Although it might have been belittling, the little scene instead let these uniformly talented women parody the awards show itself, and work against its sensationalized competition.  Only performers like Poehler, McCarthy, Edie Falco (Nurse Jackie), Laura Linney (The Big C), Martha Plimpton (Raising Hope), and Tina Fey (30 Rock, whose SNL sketches the moment resembled in tone and content) could pull this off with such good-humor and aplomb.

When Melissa McCarthy won the category for her turn in Mike and Molly (after her terrific performance in last summer’s Bridesmaids), she was crowned and given roses as the others applauded.  McCarthy wore her kudos gracefully, admitting that the moment was huge for a woman who grew up in a small town in Illinois.  Hers was a moving performance of the kind of simple humanity too often missing among the glitterati.

Kyle Chandler finally won for Outstanding Lead Actor in a Drama Series for his beautiful work on Friday Night Lights, one of the best shows ever produced on television.  But in his disappointingly muddled acceptance speech, he neglected to thank his FNL wife, Connie Britton, who lost out to Julianna Margulies for her performance in The Good Wife.

Their Outstanding Lead Actress in a Drama category was filled with talented women (including Elizabeth Moss, always wonderful in Mad Men, Mariksa Hargitay for what might have been her penultimate season in Law & Order:  SVU, Mireille Enos for her moody, steely work in The Killing, and Kathy Bates in Harry’s Law, a part originally written for a man).  Too bad Friday Night Lights didn’t win Outstanding Drama Series over Mad Men, if only because its run has, sadly, ended.

Modern Family’s happy win for Outstanding Comedy Series was buttressed by wins for Ty Burrell and Julie Bowen as the clueless Dunphy parents.  Burrell competed mostly against his cast-mates, all of whom were nominated and any one of whom would have been an appropriate winner for their wonderful deadpan humor and their willingness to engage the show’s playful but perspicacious Freudian pseudo-traumas.
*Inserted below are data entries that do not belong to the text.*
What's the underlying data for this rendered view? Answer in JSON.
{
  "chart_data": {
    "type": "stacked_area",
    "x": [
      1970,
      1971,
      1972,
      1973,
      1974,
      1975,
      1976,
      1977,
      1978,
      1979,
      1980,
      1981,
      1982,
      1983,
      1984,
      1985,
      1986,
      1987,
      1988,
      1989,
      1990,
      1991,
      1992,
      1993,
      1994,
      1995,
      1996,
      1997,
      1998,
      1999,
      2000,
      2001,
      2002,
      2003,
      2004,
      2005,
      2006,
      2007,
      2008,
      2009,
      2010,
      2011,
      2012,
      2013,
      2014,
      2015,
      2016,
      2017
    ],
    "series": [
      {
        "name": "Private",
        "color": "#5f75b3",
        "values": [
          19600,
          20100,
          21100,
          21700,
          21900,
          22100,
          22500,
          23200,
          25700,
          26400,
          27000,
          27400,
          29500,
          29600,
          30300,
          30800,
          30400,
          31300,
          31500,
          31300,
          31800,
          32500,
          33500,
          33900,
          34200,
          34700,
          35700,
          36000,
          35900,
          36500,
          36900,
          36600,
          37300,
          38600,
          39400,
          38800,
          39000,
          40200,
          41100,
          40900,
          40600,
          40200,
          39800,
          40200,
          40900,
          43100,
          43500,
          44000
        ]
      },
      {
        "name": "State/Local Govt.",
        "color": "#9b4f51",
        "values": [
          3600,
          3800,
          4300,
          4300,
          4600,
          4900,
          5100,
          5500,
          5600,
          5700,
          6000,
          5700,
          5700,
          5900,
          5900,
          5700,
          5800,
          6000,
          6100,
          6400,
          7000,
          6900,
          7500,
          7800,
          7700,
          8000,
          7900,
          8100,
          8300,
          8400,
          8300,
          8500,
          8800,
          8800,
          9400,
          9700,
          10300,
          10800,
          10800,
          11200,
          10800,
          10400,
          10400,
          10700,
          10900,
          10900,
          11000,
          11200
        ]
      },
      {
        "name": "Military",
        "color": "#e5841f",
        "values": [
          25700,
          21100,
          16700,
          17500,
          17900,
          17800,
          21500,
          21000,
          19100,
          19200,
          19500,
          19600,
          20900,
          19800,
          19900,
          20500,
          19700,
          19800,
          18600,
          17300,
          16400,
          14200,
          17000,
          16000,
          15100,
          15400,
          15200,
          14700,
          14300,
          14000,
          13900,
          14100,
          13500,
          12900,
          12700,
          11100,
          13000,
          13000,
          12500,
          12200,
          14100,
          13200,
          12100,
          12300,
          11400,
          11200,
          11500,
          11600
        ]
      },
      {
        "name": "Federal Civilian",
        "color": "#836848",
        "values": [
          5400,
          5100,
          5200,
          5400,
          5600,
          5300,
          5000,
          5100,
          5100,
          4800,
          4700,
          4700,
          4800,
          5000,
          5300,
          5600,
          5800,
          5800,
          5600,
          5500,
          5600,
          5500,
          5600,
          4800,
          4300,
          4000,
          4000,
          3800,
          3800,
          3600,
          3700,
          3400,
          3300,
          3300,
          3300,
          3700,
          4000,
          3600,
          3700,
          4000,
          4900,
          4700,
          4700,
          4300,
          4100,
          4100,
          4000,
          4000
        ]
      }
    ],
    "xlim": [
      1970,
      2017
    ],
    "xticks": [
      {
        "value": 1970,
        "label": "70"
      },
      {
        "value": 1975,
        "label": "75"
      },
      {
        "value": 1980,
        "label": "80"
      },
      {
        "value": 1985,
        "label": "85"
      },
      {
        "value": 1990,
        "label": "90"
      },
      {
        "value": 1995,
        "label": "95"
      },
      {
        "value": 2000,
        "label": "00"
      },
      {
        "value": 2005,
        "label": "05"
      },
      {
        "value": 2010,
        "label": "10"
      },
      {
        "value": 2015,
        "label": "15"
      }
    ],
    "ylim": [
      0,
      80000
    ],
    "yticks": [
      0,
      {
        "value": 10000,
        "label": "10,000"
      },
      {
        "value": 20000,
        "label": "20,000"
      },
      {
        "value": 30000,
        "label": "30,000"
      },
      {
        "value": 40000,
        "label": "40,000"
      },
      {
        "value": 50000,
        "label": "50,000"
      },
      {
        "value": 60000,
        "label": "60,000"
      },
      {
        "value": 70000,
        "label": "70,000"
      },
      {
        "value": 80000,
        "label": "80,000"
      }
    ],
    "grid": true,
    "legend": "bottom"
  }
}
Glee’s Chris Colfer—the young, out gay actor who plays the show’s young, out gay character, Kurt—was overlooked in a season that gave Kurt a lot of emotional range.  Seeing him crowned prom queen beside his self-hating gay nemesis as prom king was one of the series’ highpoints last year.

But so much of this Emmy broadcast was just dumb.  I know these evenings are meant for the industry, but if that’s the case, why broadcast them at all?  Why ask millions of viewers to sit through stupid palaver meant to appeal to no one but the lowest common viewer denominator?  Why embarrass performers like Kerry Washington with such silly patter?  Why try to pretend the stakes are so low when they’re really so high?

I don’t think anyone’s taste is corrupt enough to find funny the snarky voice-over commentary broadcast this year as winners approached the stage.  And why not ask winners to dig a little deeper, think about the viewer, and say something meaningful when they accept their awards, instead of starring stupidly at the audience and saying only, “Wow,” before thanking lists of people that mean nothing to anyone but their peers?

The schizophrenic evening swung between tediously slow acceptance speeches and clips of nominees edited at such a fast and furious tempo it was hard to distinguish Modern Family from The Killing.  The pace of those clips made the actual work seem secondary.  But it’s only honest to say that, in fact, it is.

Like all awards shows, the Emmys are really a showcase for women’s hair and gowns and jewelry, for the secondary market of magazines and tabloids that dine out on the gaffes and the superficial glory.  The Miss America take-off with McCarthy et al spoke the truth.

I only wish Lynch had hosted in a nice tux instead.